Kelly Sinclair, Executive Vice-President for broker Sinclair-Cockburn Financial Group, says Toronto is even worse than Northern Ontario. She says “a lot of brokers have absolutely no marketplace for any business that’s had one loss or two losses in the past six years. Or, even if it’s a totally clean account with absolutely no losses in the past six years, they still have no market for it because whomever they’re dealing with is just not accepting business.”
Sub-standard risk insurer Kingsway is simply discouraging business. Steve Smith, Executive Vice-President and COO at Kingsway, points to cuts in commissions for non-surcharged business, a line which tends to end up costing 30% more than other sub-standard business.

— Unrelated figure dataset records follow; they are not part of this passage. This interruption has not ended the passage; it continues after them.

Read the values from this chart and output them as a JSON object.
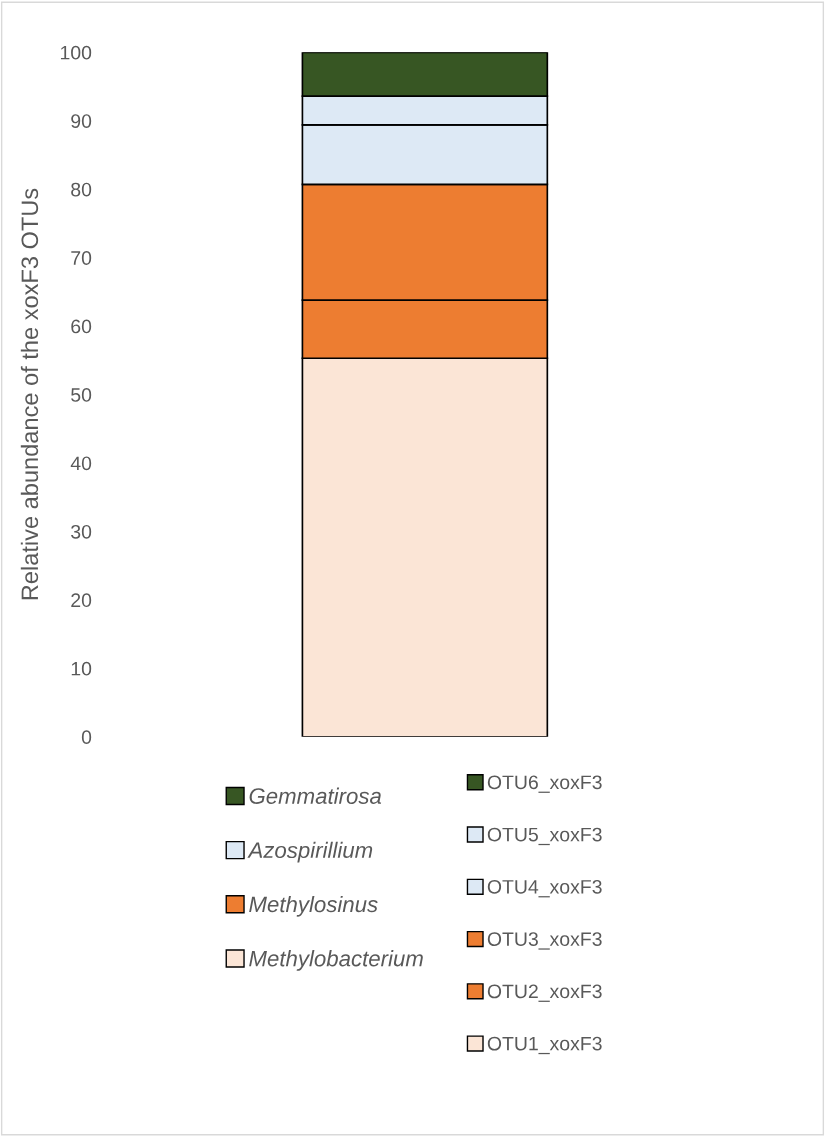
{
  "chart_data": {
    "type": "bar",
    "stacked": true,
    "categories": [
      null
    ],
    "ylabel": "Relative abundance of the xoxF3 OTUs",
    "ylim": [
      0,
      100
    ],
    "yticks": [
      0,
      10,
      20,
      30,
      40,
      50,
      60,
      70,
      80,
      90,
      100
    ],
    "grid": false,
    "legend": "bottom",
    "series": [
      {
        "name": "OTU1_xoxF3",
        "color": "#fbe5d6",
        "values": [
          55.3
        ]
      },
      {
        "name": "OTU2_xoxF3",
        "color": "#ed7d31",
        "values": [
          8.5
        ]
      },
      {
        "name": "OTU3_xoxF3",
        "color": "#ed7d31",
        "values": [
          16.9
        ]
      },
      {
        "name": "OTU4_xoxF3",
        "color": "#dde9f5",
        "values": [
          8.7
        ]
      },
      {
        "name": "OTU5_xoxF3",
        "color": "#dde9f5",
        "values": [
          4.2
        ]
      },
      {
        "name": "OTU6_xoxF3",
        "color": "#375623",
        "values": [
          6.4
        ]
      }
    ],
    "annotations": [
      "Gemmatirosa",
      "Azospirillium",
      "Methylosinus",
      "Methylobacterium"
    ]
  }
}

Toronto is its highest loss exposure in Ontario, so Kingsway has focused rate hikes there. “If, for instance, we have taken a 7% rate increase in Ontario, what we have actually done is taken 14% in metro Toronto and nothing in the balance of Ontario.”
Mr. Smith says the Toronto market is a problem for all insurers, standard and otherwise. “It is compounded by many things. One is the driving congestion. Then there is the paralegal and clinic activities that are driving a lot of fraudulent claims.”
“You talk about the Ontario automobile problem, but for all intents and purposes it is really a Toronto automobile problem that is driving the poor results in Ontario,” affirms Mr. Smith.
The situation is critical. Help in the form of incoming regulation Bill 198 is on the way, but that will take a while to implement. Mark Yakabuski, Vice-President for Ontario at the Insurance Bureau of Canada (IBC), says even if reforms are implemented soon it may take anywhere from six to twelve months before anything concrete makes an impact.